Is there anything this log can tell us-hopefully what state we are in 
when it hangs, etc?
Thanks,

Kyle

LOG:
<snipped the beginning>
[D 15:42:52.491387] readdir state: init
[D 15:42:52.491407] (0x10122930) getattr state: getattr_cleanup
[D 15:42:52.491428] readdir state: readdir_msg_setup_msgpair
[D 15:42:52.492010] BMI_post_recv: addr: 155, offset: 0x400020e7010, 
size: 135720
[D 15:42:52.492033] BMI_ib_post_recv: expected len 135720 tag 4.
[D 15:42:52.492055] generic_post_recv: new rq 0x101061f0.
[D 15:42:52.492084] BMI_post_sendunexpected_list: addr: 155, count: 1, 
total_size: 44
[D 15:42:52.492103]    element 0: offset: 0x100d3600, size: 44
[D 15:42:52.492123] BMI_ib_post_sendunexpected_list: listlen 1 tag 4.

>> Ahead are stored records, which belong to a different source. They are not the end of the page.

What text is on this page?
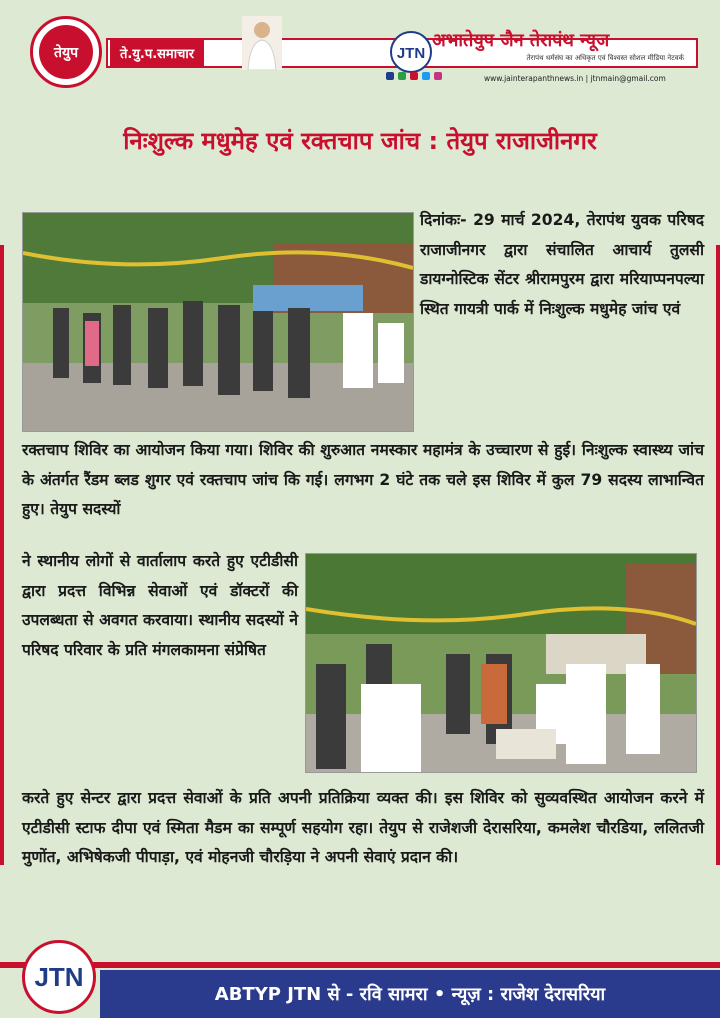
तेयुप	ते.यु.प.समाचार	JTN
अभातेयुप जैन तेरापंथ न्यूज
तेरापंथ धर्मसंघ का अधिकृत एवं विश्वस्त सोशल मीडिया नेटवर्क
www.jainterapanthnews.in | jtnmain@gmail.com
निःशुल्क मधुमेह एवं रक्तचाप जांच : तेयुप राजाजीनगर
दिनांकः- 29 मार्च 2024, तेरापंथ युवक परिषद राजाजीनगर द्वारा संचालित आचार्य तुलसी डायग्नोस्टिक सेंटर श्रीरामपुरम द्वारा मरियाप्पनपल्या स्थित गायत्री पार्क में निःशुल्क मधुमेह जांच एवं
रक्तचाप शिविर का आयोजन किया गया। शिविर की शुरुआत नमस्कार महामंत्र के उच्चारण से हुई। निःशुल्क स्वास्थ्य जांच के अंतर्गत रैंडम ब्लड शुगर एवं रक्तचाप जांच कि गई। लगभग 2 घंटे तक चले इस शिविर में कुल 79 सदस्य लाभान्वित हुए। तेयुप सदस्यों
ने स्थानीय लोगों से वार्तालाप करते हुए एटीडीसी द्वारा प्रदत्त विभिन्न सेवाओं एवं डॉक्टरों की उपलब्धता से अवगत करवाया। स्थानीय सदस्यों ने परिषद परिवार के प्रति मंगलकामना संप्रेषित
करते हुए सेन्टर द्वारा प्रदत्त सेवाओं के प्रति अपनी प्रतिक्रिया व्यक्त की। इस शिविर को सुव्यवस्थित आयोजन करने में एटीडीसी स्टाफ दीपा एवं स्मिता मैडम का सम्पूर्ण सहयोग रहा। तेयुप से राजेशजी देरासरिया, कमलेश चौरडिया, ललितजी मुणोंत, अभिषेकजी पीपाड़ा, एवं मोहनजी चौरड़िया ने अपनी सेवाएं प्रदान की।
ABTYP JTN से - रवि सामरा • न्यूज़ : राजेश देरासरिया
JTN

[D 15:42:52.492143] generic_post_send: new sq 0x100f9150.
[D 15:42:52.492161] encourage_send_waiting_buffer: sq 0x100f9150.
[D 15:42:52.492182] post_rr_ack: da6:3332 bh 3.
[D 15:42:52.492202] post_sr: da6:3332 bh 3 len 60 wr 6/1023.
[D 15:42:52.492222] encourage_send_waiting_buffer: sq 0x100f9150 sent 
EAGER now SQ_WAITING_EAGER_ACK.
[D 15:42:52.492240] Posted PVFS_SYS_READDIR (waiting for test)
[D 15:42:52.492265] check_cq: da6:3332 periodic sr flush (qp or qp_ack).
[D 15:42:52.492285] check_cq: ack message da6:3332 my bufnum 3.
[D 15:42:52.492304] check_cq: sq 0x100f9150 SQ_WAITING_EAGER_ACK -> 
SQ_WAITING_USER_TEST.
[D 15:42:52.492324] test_sq: sq 0x100f9150 completed 44 to da6.
[D 15:42:52.492344] BMI_testcontext completing: 189
[D 15:42:52.492494] check_cq: found len 248 at da6:3332 my bufnum 3 type 
MSG_EAGER_SEND.
[D 15:42:52.492515] encourage_recv_incoming: recv eager my bufnum 3 his 
bufnum 3 len 248.
[D 15:42:52.492534] post_rr: da6:3332 bh 3.
[D 15:42:52.492554] post_sr_ack: da6:3332 bh 3 wr 7/1023.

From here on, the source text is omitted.